Bagi Davina, Barra adalah cinta pertama masa kecil yang tiba-tiba menghilang. Sepuluh tahun berlalu tanpa kabar, Barra kembali ke desa, bukan lagi sebagai pemuda hangat yang ia kenal, melainkan pria asing yang dingin. Tanpa basa-basi, Barra menyodorkan penawaran gila: pernikahan kontrak.

Demi membiayai pengobatan neneknya, Davina terpaksa setuju. Namun, berharap bahagia, hidupnya berubah menjadi mimpi buruk. Setelah menikah, Barra bersikap sangat kejam, hingga puncaknya pria itu pergi keluar negeri dan mengabaikannya selama dua tahun.

Saat masa kontrak hampir habis, Barra mendadak pulang. Anehnya, sikap pria itu berbalik 180 derajat menjadi sosok yang lembut, hangat, dan penuh perhatian, persis seperti Barra yang dulu ia cintai.

Perubahan drastis membuat Davina didera kecurigaan. Mengapa di saat kontrak akan berakhir, Barra justru ingin mempertahankannya? Rahasia besar apa yang sebenarnya disembunyikan Barra selama sepuluh tahun ini? Apa motif dibalik pernikahan kontrak mereka?

Karya ini diterbitkan atas izin NovelToon Ramanda, isi konten hanyalah pandangan pribadi pembuatnya, tidak mewakili NovelToon sendiri

DUA TAHUN KESEPIAN.

Waktu bergulir tanpa permisi, mengubah hari menjadi bulan, dan bulan menjadi tahun. Dua tahun bukanlah waktu yang sebentar untuk dihabiskan dalam kesunyian sebuah rumah megah yang tak pernah terasa seperti rumah. Bagi Davina, setiap sudut bangunan ini adalah saksi bisu bagaimana ia bertahan hidup dari rasa sepi dan luka hati yang ditinggalkan Barra.
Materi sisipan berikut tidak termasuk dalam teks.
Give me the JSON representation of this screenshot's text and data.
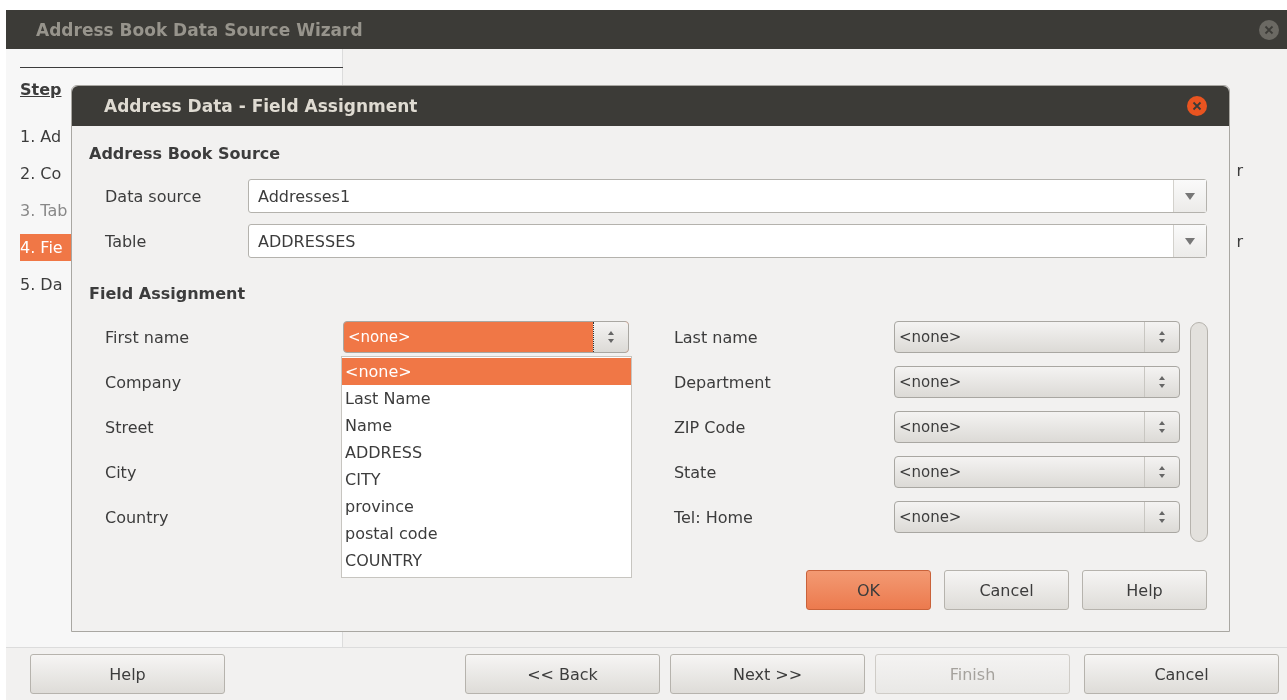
{
  "window": {
    "title": "Address Book Data Source Wizard"
  },
  "steps": {
    "heading": "Step",
    "items": [
      {
        "label": "1. Ad",
        "selected": false,
        "disabled": false
      },
      {
        "label": "2. Co",
        "selected": false,
        "disabled": false
      },
      {
        "label": "3. Tab",
        "selected": false,
        "disabled": true
      },
      {
        "label": "4. Fie",
        "selected": true,
        "disabled": false
      },
      {
        "label": "5. Da",
        "selected": false,
        "disabled": false
      }
    ]
  },
  "content_fragments": [
    "r",
    "r"
  ],
  "dialog": {
    "title": "Address Data - Field Assignment",
    "source_heading": "Address Book Source",
    "source_fields": [
      {
        "label": "Data source",
        "value": "Addresses1"
      },
      {
        "label": "Table",
        "value": "ADDRESSES"
      }
    ],
    "assignment_heading": "Field Assignment",
    "rows": [
      {
        "left": {
          "label": "First name",
          "value": "<none>",
          "open": true
        },
        "right": {
          "label": "Last name",
          "value": "<none>"
        }
      },
      {
        "left": {
          "label": "Company"
        },
        "right": {
          "label": "Department",
          "value": "<none>"
        }
      },
      {
        "left": {
          "label": "Street"
        },
        "right": {
          "label": "ZIP Code",
          "value": "<none>"
        }
      },
      {
        "left": {
          "label": "City"
        },
        "right": {
          "label": "State",
          "value": "<none>"
        }
      },
      {
        "left": {
          "label": "Country"
        },
        "right": {
          "label": "Tel: Home",
          "value": "<none>"
        }
      }
    ],
    "dropdown": [
      {
        "label": "<none>",
        "selected": true
      },
      {
        "label": "Last Name",
        "selected": false
      },
      {
        "label": "Name",
        "selected": false
      },
      {
        "label": "ADDRESS",
        "selected": false
      },
      {
        "label": "CITY",
        "selected": false
      },
      {
        "label": "province",
        "selected": false
      },
      {
        "label": "postal code",
        "selected": false
      },
      {
        "label": "COUNTRY",
        "selected": false
      }
    ],
    "buttons": [
      {
        "label": "OK",
        "default": true
      },
      {
        "label": "Cancel",
        "default": false
      },
      {
        "label": "Help",
        "default": false
      }
    ]
  },
  "footer_buttons": [
    {
      "label": "Help",
      "disabled": false
    },
    {
      "label": "<< Back",
      "disabled": false
    },
    {
      "label": "Next >>",
      "disabled": false
    },
    {
      "label": "Finish",
      "disabled": true
    },
    {
      "label": "Cancel",
      "disabled": false
    }
  ]
}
Banyak hal yang berubah dalam dua tahun ini, termasuk penampilan Davina. Memasuki tahun pertama kepergian Barra, Davina mendapatkan sebuah hidayah yang mengetuk pintu hatinya. Momen-momen spiritual saat ia bersujud di musala rumah sakit, menangis memohon kesembuhan sang nenek, menuntunnya pada sebuah keputusan besar. Ia memilih untuk membalut mahkotanya dengan hijab.

Keputusan itu ternyata membawa aura baru pada dirinya. Davina yang sekarang tampak jauh lebih anggun, teduh, dan memikat. Balutan kain hijab yang menutup rambutnya justru semakin memancarkan kecantikan alaminya yang bersih, membuat siapa saja yang melihatnya akan merasa tenang.

"Nenek harus minum obatnya teratur, ya. Davina mau berangkat kerja dulu," ucap Davina lembut sambil membenahi letak jilbab instan berwarna khimar yang dikenakannya.

Neneknya, yang kini kondisinya sudah jauh membaik dan bisa duduk di kursi roda, tersenyum hangat. "Iya, Sayang. Kamu hati-hati di jalan. Jangan terlalu lelah."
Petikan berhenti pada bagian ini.